Major General Harold Greene, who was murdered by a jihadist in Afghanistan Tuesday, is the highest-ranking American officer since the Vietnam War, 44 years ago, to be killed in combat. Or at least one hopes that he will be accorded the full honors of a soldier killed in combat. With the Obama administration and its compliant Pentagon brass, you can never be sure.
The two-star general was killed, and 15 fellow allied soldiers wounded, not on the battlefield but in the seemingly secure confines of a military base — in this instance, a training school outside Kabul. The shooting spree was carried out not by honorable combatants wearing an enemy uniform but by a stealth terrorist dressed as a member of the allied force whose treachery enabled him to kill and maim.
That makes it eerily similar, although considerably less bloody, than the Fort Hood massacre. In that 2009 attack, 13 American soldiers were murdered, and dozens wounded. The assassin was Nidal Hasan, who was formally a commissioned U.S. Army officer, but in reality a stealth terrorist — the “Soldier of Allah” described on the business cards he carried inside his soldier-of-America camouflage.
At the moment they were killed and wounded, the Americans in Fort Hood were being processed for imminent deployment to Afghanistan. They were headed to fight in the same war in which General Greene was killed by our jihadist enemies — the same “Muslim brothers” Hasan admitted mass-murdering our troops to protect.
Hasan, who screamed “Allahu Akbar!” as he mowed our troops down, acted while in communication with, and under the influence of, Anwar al-Awlaki, a notorious al-Qaeda operative. By 2009, Awlaki was known to have held furtive meetings with two of the principal suicide-hijackers in the days before the 9/11 attacks. He was adept at recruiting and inciting anti-American jihadists, like Hasan. Indeed, he is believed to have inspired other anti-American terror attacks and attempts.

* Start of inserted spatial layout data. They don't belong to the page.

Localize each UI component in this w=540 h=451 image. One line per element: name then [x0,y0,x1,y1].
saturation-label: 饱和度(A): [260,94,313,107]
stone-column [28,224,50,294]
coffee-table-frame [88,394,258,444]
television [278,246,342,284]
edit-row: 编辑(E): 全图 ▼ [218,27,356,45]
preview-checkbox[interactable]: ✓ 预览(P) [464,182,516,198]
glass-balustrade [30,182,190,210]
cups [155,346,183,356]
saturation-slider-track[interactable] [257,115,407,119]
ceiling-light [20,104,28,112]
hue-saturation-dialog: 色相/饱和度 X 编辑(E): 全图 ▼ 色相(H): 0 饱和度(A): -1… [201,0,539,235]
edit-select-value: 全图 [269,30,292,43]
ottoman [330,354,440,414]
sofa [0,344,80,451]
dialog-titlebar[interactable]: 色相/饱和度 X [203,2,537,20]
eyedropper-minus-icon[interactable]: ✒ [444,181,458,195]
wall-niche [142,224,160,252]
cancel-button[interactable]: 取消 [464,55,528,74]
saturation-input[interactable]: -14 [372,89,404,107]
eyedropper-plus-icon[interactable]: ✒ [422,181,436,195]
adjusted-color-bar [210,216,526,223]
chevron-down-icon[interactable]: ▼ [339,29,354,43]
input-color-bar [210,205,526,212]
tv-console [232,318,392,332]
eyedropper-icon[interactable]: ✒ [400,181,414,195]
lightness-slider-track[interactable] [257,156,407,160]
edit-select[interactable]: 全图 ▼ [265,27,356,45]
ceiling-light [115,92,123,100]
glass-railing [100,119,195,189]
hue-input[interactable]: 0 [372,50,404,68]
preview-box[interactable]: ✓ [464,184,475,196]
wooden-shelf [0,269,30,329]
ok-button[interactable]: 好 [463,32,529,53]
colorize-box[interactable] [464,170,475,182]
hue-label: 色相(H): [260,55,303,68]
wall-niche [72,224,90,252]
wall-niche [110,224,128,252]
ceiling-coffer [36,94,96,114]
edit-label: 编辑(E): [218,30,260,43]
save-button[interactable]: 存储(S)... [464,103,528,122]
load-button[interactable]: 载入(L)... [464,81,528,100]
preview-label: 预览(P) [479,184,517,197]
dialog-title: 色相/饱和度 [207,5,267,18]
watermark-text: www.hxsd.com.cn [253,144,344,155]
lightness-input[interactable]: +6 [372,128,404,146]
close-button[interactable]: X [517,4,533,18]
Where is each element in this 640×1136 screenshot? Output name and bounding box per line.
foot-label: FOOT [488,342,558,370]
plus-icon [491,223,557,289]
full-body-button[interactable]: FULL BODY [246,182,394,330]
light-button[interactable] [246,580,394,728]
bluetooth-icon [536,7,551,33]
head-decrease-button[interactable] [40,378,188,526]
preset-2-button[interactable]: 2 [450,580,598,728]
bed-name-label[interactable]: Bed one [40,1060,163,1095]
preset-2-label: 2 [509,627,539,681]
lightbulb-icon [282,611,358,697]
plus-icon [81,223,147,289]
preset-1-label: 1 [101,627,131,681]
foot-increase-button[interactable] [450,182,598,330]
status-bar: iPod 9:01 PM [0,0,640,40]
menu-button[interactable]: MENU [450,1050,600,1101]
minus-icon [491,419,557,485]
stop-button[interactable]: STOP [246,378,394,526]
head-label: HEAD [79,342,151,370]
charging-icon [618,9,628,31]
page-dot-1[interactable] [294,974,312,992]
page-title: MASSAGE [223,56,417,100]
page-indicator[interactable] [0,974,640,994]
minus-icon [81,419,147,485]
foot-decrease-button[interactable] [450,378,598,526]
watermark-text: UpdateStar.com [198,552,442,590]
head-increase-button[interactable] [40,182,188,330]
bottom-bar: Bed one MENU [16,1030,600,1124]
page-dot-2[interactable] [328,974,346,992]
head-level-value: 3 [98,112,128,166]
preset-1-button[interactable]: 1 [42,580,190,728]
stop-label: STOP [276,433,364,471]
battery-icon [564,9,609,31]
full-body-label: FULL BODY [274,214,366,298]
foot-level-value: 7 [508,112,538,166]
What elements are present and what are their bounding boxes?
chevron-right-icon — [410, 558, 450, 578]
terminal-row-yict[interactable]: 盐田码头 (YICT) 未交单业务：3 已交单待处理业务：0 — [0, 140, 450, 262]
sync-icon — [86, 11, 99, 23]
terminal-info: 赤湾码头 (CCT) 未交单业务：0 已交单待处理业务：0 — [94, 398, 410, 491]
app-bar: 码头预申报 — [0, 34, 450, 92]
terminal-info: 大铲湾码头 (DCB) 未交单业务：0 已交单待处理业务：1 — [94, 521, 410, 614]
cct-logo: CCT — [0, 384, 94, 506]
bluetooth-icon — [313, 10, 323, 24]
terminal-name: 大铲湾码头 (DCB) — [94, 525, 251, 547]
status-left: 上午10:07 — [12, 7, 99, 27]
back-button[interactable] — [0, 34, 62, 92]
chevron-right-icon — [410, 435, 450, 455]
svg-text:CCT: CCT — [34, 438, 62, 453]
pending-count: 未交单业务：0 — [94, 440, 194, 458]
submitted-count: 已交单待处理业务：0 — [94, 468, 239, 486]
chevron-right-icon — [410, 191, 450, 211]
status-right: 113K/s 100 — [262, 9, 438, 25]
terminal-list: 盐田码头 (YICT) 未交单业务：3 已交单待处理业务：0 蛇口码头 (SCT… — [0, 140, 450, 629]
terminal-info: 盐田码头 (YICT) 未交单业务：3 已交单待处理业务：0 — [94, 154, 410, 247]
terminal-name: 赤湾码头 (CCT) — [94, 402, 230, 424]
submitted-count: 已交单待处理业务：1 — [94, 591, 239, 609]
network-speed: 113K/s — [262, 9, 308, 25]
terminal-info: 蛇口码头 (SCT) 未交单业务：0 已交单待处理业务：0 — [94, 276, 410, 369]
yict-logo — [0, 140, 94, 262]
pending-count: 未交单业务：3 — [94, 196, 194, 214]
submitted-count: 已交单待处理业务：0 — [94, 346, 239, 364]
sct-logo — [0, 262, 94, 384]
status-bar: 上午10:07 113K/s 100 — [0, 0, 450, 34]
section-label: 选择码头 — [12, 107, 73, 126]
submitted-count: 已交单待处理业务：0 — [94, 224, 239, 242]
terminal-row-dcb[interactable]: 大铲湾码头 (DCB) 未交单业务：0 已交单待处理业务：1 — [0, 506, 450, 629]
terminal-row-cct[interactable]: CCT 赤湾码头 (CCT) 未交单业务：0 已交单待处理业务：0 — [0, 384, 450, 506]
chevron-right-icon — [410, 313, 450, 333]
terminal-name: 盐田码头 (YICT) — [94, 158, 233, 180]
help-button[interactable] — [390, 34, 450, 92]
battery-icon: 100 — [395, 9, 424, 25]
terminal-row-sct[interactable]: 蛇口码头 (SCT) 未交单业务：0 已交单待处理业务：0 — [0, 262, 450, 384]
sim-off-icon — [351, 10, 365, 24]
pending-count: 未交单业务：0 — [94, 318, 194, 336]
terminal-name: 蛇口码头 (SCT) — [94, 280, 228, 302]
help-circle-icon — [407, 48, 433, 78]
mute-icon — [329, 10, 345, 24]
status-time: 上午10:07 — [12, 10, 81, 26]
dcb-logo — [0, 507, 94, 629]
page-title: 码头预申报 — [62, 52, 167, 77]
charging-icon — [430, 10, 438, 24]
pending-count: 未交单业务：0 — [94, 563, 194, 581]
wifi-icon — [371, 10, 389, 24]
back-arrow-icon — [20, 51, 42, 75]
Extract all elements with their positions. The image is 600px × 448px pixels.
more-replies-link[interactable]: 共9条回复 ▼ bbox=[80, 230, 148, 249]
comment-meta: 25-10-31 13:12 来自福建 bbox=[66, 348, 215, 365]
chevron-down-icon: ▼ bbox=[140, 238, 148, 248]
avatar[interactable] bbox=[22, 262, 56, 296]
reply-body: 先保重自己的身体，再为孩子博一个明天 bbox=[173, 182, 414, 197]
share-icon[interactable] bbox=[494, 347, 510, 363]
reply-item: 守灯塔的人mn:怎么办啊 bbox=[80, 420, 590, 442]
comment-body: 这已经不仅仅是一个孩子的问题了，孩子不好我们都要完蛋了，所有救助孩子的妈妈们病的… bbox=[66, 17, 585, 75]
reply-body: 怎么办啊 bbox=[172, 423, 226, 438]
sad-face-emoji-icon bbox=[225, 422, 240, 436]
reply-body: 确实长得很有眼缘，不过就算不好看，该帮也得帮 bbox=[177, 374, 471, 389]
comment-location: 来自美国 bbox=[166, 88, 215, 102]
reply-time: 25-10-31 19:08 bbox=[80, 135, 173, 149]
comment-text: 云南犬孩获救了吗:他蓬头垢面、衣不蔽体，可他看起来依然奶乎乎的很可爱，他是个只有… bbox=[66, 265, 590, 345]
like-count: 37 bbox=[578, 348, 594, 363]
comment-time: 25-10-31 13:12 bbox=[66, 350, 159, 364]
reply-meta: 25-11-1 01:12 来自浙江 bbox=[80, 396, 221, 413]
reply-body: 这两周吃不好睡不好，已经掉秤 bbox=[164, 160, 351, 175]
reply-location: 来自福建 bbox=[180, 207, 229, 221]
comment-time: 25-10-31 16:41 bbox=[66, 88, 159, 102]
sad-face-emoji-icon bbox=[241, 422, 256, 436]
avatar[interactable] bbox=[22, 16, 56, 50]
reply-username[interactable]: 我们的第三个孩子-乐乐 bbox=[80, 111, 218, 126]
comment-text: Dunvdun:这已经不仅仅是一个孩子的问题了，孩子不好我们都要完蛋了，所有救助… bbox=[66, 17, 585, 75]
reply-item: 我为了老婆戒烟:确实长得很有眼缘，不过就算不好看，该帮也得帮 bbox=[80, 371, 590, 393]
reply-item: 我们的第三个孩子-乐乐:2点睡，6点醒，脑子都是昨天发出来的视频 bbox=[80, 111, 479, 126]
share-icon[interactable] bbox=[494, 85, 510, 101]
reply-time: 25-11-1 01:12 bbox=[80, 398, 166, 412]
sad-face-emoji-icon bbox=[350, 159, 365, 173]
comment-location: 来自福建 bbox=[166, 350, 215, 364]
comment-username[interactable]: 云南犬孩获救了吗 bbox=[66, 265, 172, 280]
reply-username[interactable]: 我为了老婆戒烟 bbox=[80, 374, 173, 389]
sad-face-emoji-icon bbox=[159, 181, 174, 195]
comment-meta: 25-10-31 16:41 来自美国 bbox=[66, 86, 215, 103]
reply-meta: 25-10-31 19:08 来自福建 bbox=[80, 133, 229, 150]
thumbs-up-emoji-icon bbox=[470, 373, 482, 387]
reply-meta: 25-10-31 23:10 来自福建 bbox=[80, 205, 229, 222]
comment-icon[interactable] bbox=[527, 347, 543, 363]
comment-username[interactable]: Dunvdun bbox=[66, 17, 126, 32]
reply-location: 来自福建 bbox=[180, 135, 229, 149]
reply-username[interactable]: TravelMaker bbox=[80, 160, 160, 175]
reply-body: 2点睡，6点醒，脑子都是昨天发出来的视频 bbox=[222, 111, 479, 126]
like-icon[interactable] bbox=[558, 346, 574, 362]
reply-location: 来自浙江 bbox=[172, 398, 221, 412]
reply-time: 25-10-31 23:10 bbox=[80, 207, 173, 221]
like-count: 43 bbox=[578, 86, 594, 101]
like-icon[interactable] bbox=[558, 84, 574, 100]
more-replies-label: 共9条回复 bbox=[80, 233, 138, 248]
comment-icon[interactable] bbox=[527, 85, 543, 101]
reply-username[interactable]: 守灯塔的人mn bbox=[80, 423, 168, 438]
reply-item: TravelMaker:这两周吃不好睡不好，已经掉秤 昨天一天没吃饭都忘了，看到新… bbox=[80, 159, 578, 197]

That is why the commander-in-chief, relying on the law of war, authorized Awlaki’s killing by a drone strike in Yemen. Yet the same commander-in-chief and his Pentagon yes-men have adamantly refused to categorize the Fort Hood shootings as related to war and armed combat.
Twice as many Americans were killed at Fort Hood in 2009 while preparing to fight the enemy than at the World Trade Center in 1993 while working at their jobs. The WTC bombing is appropriately remembered as a jihadist attack and was prosecuted under terrorism charges — I was the prosecutor of the cell convicted of “conspiracy to wage a war of urban terrorism against the United States.” Yet, the Obama administration has categorized the Fort Hood massacre at a military installation as mere “workplace violence.” It was prosecuted as simple homicide, not terrorism. Our killed and wounded have been denied purple-heart medals, the honor due to combat casualties of the jihad.
The “workplace violence” tripe is based on the fiction that Hasan was a “lone wolf.” In part, this is a cover-up of fatally reckless government incompetence. Hassan’s military superiors knew he was an Islamic supremacist. The ostensible U.S. Army psychiatrist was quite open about it, even incorporating jihadist ideology into his academic lectures. More to the point, the army was alerted by the FBI and its Joint Terrorism Task Force about Hasan’s contacts with Awlaki. Still, the brass took no preventive action. Instead, they dismissed Hasan’s terrorist contacts as “professional research”; promoted Hasan from captain to major and, ultimately, to lieutenant colonel; and left American soldiers at risk even though the phenomenon of deadly jihadist infiltration — what the military calls “green-on-blue attacks” of the type that killed General Greene — was well known.
But there is much more to this most self-destructive side of willful blindness. Initial reporting from the Associated Press regarding General Greene’s murder elaborated that, while credit for “insider attacks” is sometimes claimed by the Taliban in Afghanistan, other “green on blue” killings
are attributed to personal disputes or resentment by Afghans who have soured on the continued international presence in their country more than a dozen years after the fall of the Taliban’s ultra-conservative Islamic regime. Foreign aid workers, contractors, journalists and other civilians in Afghanistan are increasingly becoming targets of violence as the U.S.-led military coalition continues a withdrawal to be complete by the end of the year [emphasis added].
Now, why would Afghans be “resentful” about the presence of American forces whose mission, for the last decade, has increasingly shifted from promoting American national security to making a better life for Afghans? Why would not only soldiers but civilian contractors and foreign-aid workers — all there to build Afghan democracy and civil society — be “targets of violence”?